Ontem assisti Medianeras, de Gustavo Taretto, o fato de ser argentino e ter um roteiro interessante já são quase sinônimos para mim, porém este filme mereceu um post aqui. Explico. Nunca assisti uma sucessão de imagens tão apaixonadas por uma cidade, estranhamente apaixonadas, como em Medianeras. No intrigante signo da solidão, edifícios e edifícios que guardam e afastam pessoas são “narrados” e adquirem personalidade como os dois protagonistas. Únicos personagens, à exceção dos prédios.
Para uma apaixonada por Buenos Aires, antes mesmo de conhecê-la (Achava impossível não gostar do lugar em que tinham nascido Borges, Cortázar, Sábato e Bioy Casares, talvez meus preferidos autores em sua respectiva ordem. Depois descobri que Cortázar nasceu em Bruxelas, dentro da embaixada argentina, e Sábato em Rojas, que em verdade está na província de BAs…)
Continuando, para uma apaixonada por Buenos Aires, ou vibana (sinônimos pelo dicionário do viaje na viagem) a possibilidade de passar 1:30min assistindo ao desfile de seus edifícios, ruas e parques, já seria chamativo suficiente, mas, para minha surpresa e espanto, o filme é muito mais do que isso!
Logo no início percebemos quem observa, com repulsa e tensão amorosa, a cidade de Buenos Aires, suas diversas moradias e paredes, suas janelas como olhos invadindo a cidade, suas discrepâncias e a solidão dos que se evitam em uma metrópole.
Estoy convencido de que las separaciones y los divorcios, la violencia familiar, el exceso de canales de cable, la incomunicación, la falta de deseo, la abulia, la depresión, los suicidios, las neurosis, los ataques de pánico, la obesidad, las contracturas, la inseguridad, el estrés y el sedentarismo son responsabilidad de los arquitectos y empresarios de la construcción.

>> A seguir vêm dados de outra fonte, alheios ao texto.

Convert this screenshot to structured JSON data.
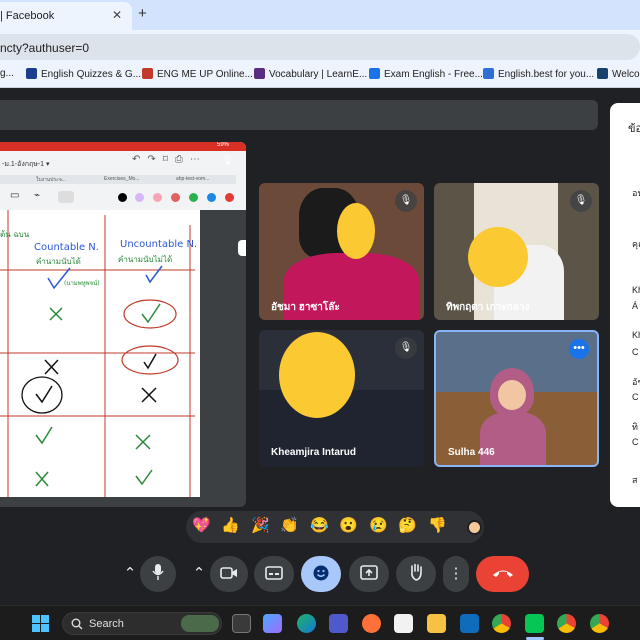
{
  "browser": {
    "tab_title": "| Facebook",
    "tab_close": "✕",
    "new_tab": "+",
    "url": "ncty?authuser=0",
    "bookmarks": [
      {
        "label": "g...",
        "color": "#2f6fd6"
      },
      {
        "label": "English Quizzes & G...",
        "color": "#1a3f8f"
      },
      {
        "label": "ENG ME UP Online...",
        "color": "#c0392b"
      },
      {
        "label": "Vocabulary | LearnE...",
        "color": "#5b2c83"
      },
      {
        "label": "Exam English - Free...",
        "color": "#1a73e8"
      },
      {
        "label": "English.best for you...",
        "color": "#2f6fd6"
      },
      {
        "label": "Welcom",
        "color": "#16406e"
      }
    ]
  },
  "presentation": {
    "tablet_title": "-ม.1-อังกฤษ-1 ▾",
    "tablet_tabs": [
      "ใบงานประจ...",
      "Exercises_Mo...",
      "ahp-test-vom..."
    ],
    "battery": "59%",
    "countable_label": "Countable N.",
    "countable_sub": "คำนามนับได้",
    "uncountable_label": "Uncountable N.",
    "uncountable_sub": "คำนามนับไม่ได้",
    "note": "(นามพหูพจน์)",
    "row_label": "ต้น ฉบน"
  },
  "participants": [
    {
      "name": "อัชมา ฮาซาโล๊ะ",
      "mic": "muted"
    },
    {
      "name": "ทิพกฤตา เกาะกลาง",
      "mic": "muted"
    },
    {
      "name": "Kheamjira Intarud",
      "mic": "muted"
    },
    {
      "name": "Sulha 446",
      "mic": "active"
    }
  ],
  "side_panel": {
    "heading": "ข้อ",
    "items": [
      "อนุ",
      "คุณ",
      "Kh",
      "Á",
      "Kh",
      "C",
      "อัช",
      "C",
      "ทิ",
      "C",
      "ส"
    ]
  },
  "reactions": [
    "💖",
    "👍",
    "🎉",
    "👏",
    "😂",
    "😮",
    "😢",
    "🤔",
    "👎"
  ],
  "controls": {
    "chevron_up": "⌃",
    "more": "⋮",
    "hangup_color": "#ea4335",
    "accent_color": "#a8c7fa"
  },
  "taskbar": {
    "search_label": "Search"
  }
}
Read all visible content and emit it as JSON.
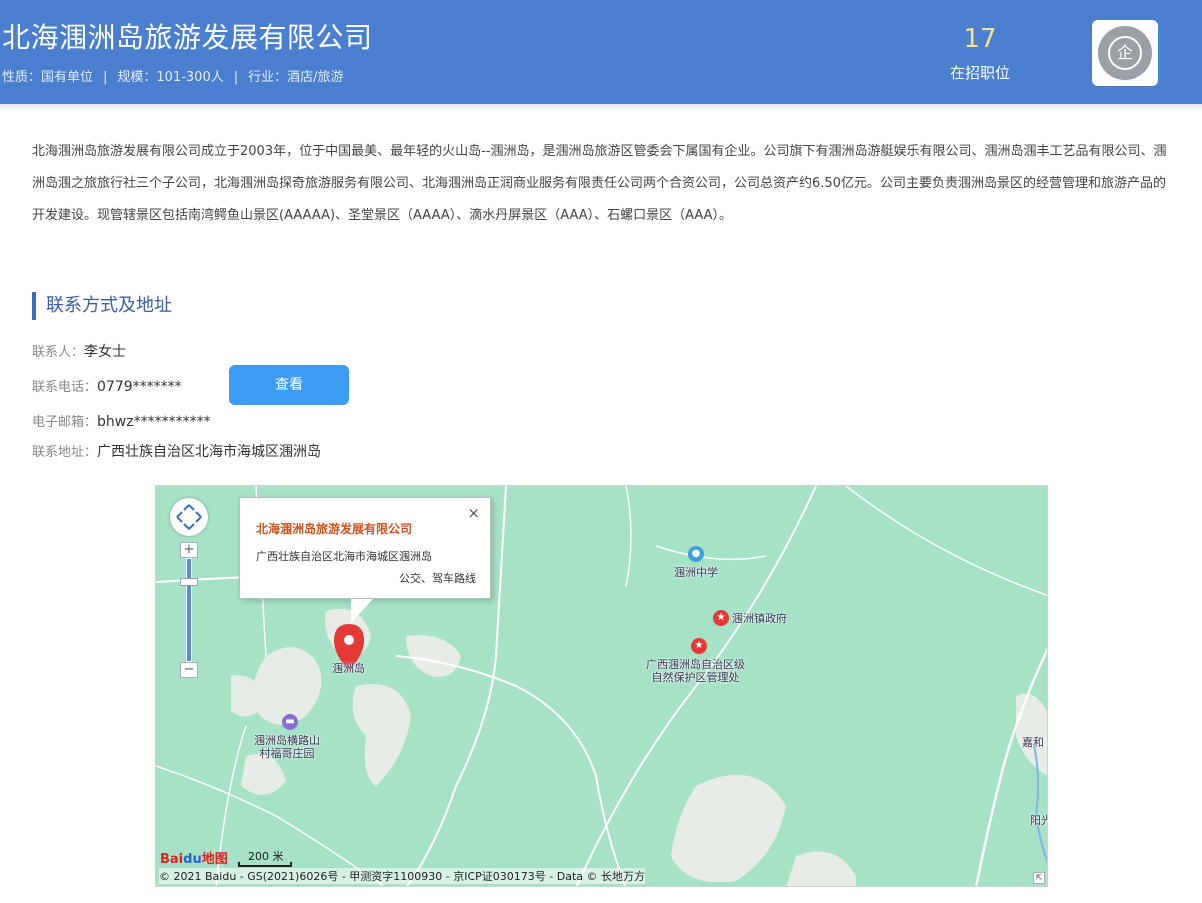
{
  "header": {
    "company_name": "北海涠洲岛旅游发展有限公司",
    "nature": "性质：国有单位",
    "scale": "规模：101-300人",
    "industry": "行业：酒店/旅游",
    "separator": "|",
    "jobs_count": "17",
    "jobs_label": "在招职位",
    "logo_char": "企"
  },
  "description": "北海涠洲岛旅游发展有限公司成立于2003年，位于中国最美、最年轻的火山岛--涠洲岛，是涠洲岛旅游区管委会下属国有企业。公司旗下有涠洲岛游艇娱乐有限公司、涠洲岛涠丰工艺品有限公司、涠洲岛涠之旅旅行社三个子公司，北海涠洲岛探奇旅游服务有限公司、北海涠洲岛正润商业服务有限责任公司两个合资公司，公司总资产约6.50亿元。公司主要负责涠洲岛景区的经营管理和旅游产品的开发建设。现管辖景区包括南湾鳄鱼山景区(AAAAA)、圣堂景区（AAAA）、滴水丹屏景区（AAA）、石螺口景区（AAA）。",
  "contact": {
    "section_title": "联系方式及地址",
    "person_label": "联系人：",
    "person_value": "李女士",
    "phone_label": "联系电话：",
    "phone_value": "0779*******",
    "view_button": "查看",
    "email_label": "电子邮箱：",
    "email_value": "bhwz***********",
    "address_label": "联系地址：",
    "address_value": "广西壮族自治区北海市海城区涠洲岛"
  },
  "map": {
    "popup_title": "北海涠洲岛旅游发展有限公司",
    "popup_address": "广西壮族自治区北海市海城区涠洲岛",
    "popup_links": "公交、驾车路线",
    "popup_close": "×",
    "marker_label": "涠洲岛",
    "labels": {
      "school": "涠洲中学",
      "gov": "涠洲镇政府",
      "reserve_1": "广西涠洲岛自治区级",
      "reserve_2": "自然保护区管理处",
      "village_1": "涠洲岛横路山",
      "village_2": "村福哥庄园",
      "right_1": "嘉和",
      "right_2": "阳光"
    },
    "zoom_in": "+",
    "zoom_out": "−",
    "baidu_logo_1": "Bai",
    "baidu_logo_paw": "du",
    "baidu_logo_2": "地图",
    "scale": "200 米",
    "copyright": "© 2021 Baidu - GS(2021)6026号 - 甲测资字1100930 - 京ICP证030173号 - Data © 长地万方"
  },
  "colors": {
    "header_bg": "#4a7fcf",
    "button_bg": "#3d9df5",
    "map_bg": "#a6e2c6",
    "popup_title": "#cc5522"
  }
}
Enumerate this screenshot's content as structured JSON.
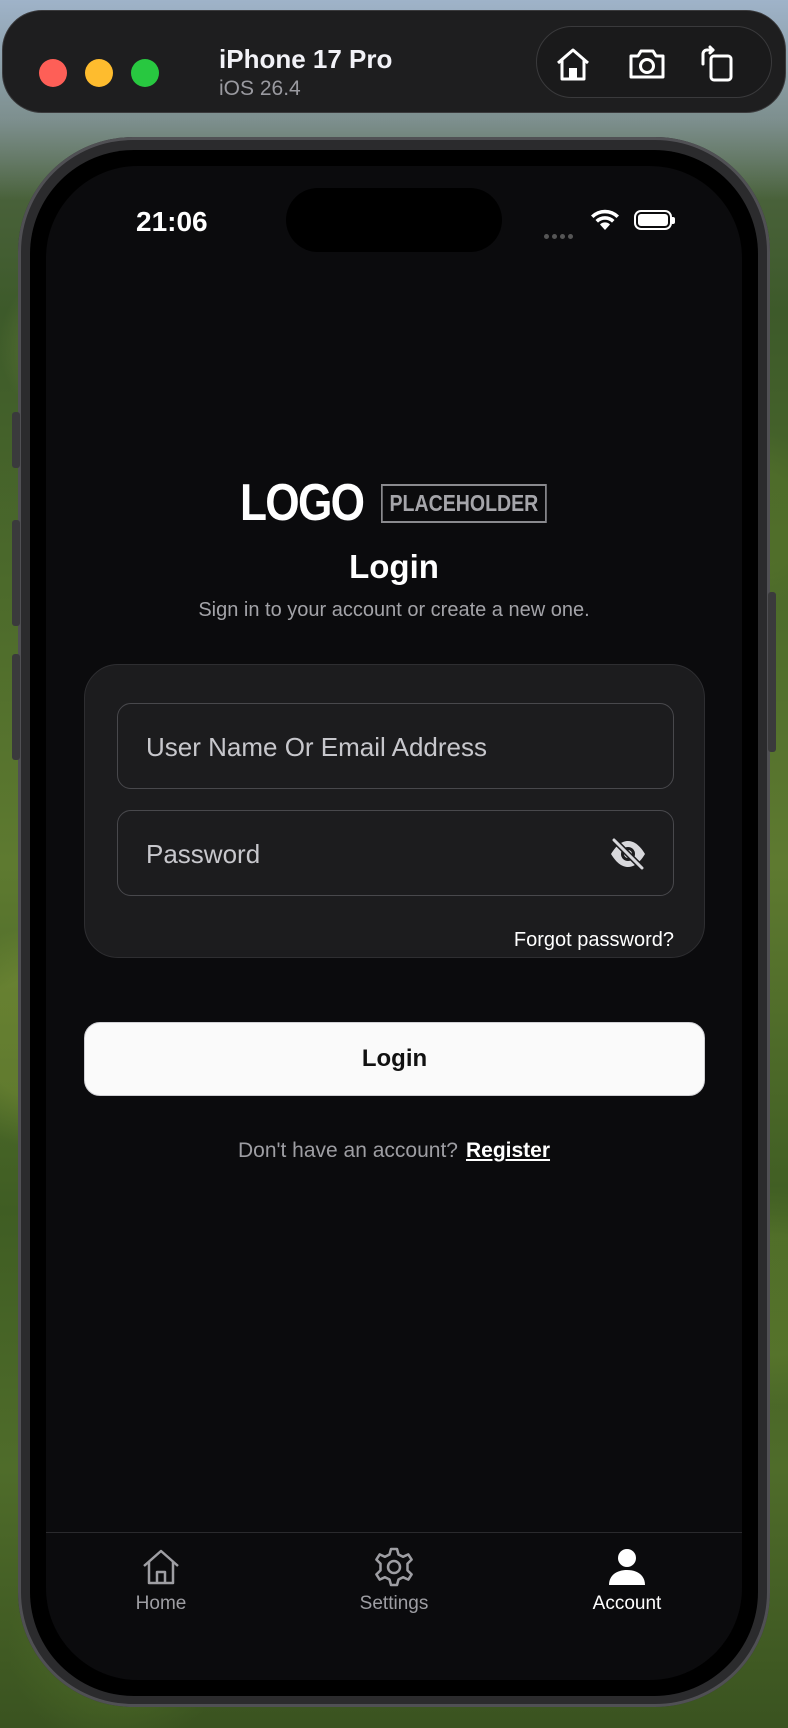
{
  "simulator": {
    "device_name": "iPhone 17 Pro",
    "os_version": "iOS 26.4",
    "controls": [
      "home-icon",
      "screenshot-icon",
      "rotate-icon"
    ]
  },
  "status_bar": {
    "time": "21:06"
  },
  "logo": {
    "main": "LOGO",
    "sub": "PLACEHOLDER"
  },
  "login": {
    "title": "Login",
    "subtitle": "Sign in to your account or create a new one.",
    "username_placeholder": "User Name Or Email Address",
    "username_value": "",
    "password_placeholder": "Password",
    "password_value": "",
    "forgot_password": "Forgot password?",
    "login_button": "Login",
    "no_account_text": "Don't have an account?",
    "register_link": "Register"
  },
  "tabbar": {
    "items": [
      {
        "label": "Home",
        "icon": "home-icon",
        "active": false
      },
      {
        "label": "Settings",
        "icon": "gear-icon",
        "active": false
      },
      {
        "label": "Account",
        "icon": "person-icon",
        "active": true
      }
    ]
  },
  "colors": {
    "screen_bg": "#0b0b0d",
    "card_bg": "#1c1c1e",
    "button_bg": "#fafafa",
    "active_tab": "#ffffff",
    "inactive_tab": "#9e9ea3"
  }
}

Neste impiedoso monólogo, as imagens da Igreja Ortodoxa Russa, do Edifício Kavanagh, e a falta de pressa com que as imagens da bela BAs vão se sucedendo, mesmo quando permeadas por fios, antenas e exaustores, contrastam com a melancolia do poder de separação do concreto. As medianeras (laterais dos edifícios em que não podem ser construídas janelas ou aberturas) são o primeiro indício de que a vida não observa as regras dos tijolos e que estes mesmos talvez impulsionem outro tipo de transgressão, a ousadia da aproximação, da arte e da beleza. As várias imagens das plantas furando o concreto são incrivelmente bonitas.
E embora fale muito sobre incomunicabilidade e superficialidade das relações, desde o princípio percebemos que os desencontros acontecem, mas os eventuais encontros podem ser recheados de poesia e amor. Sabemos que em um momento a claustrofobia vai passar, ainda que continuemos dentro da mesma caixa de fósforo.
E que a qualquer momento, sem perceber, podemos ser atingidos como um raio pelo olhar do outro e pôr fim à nossa solidão.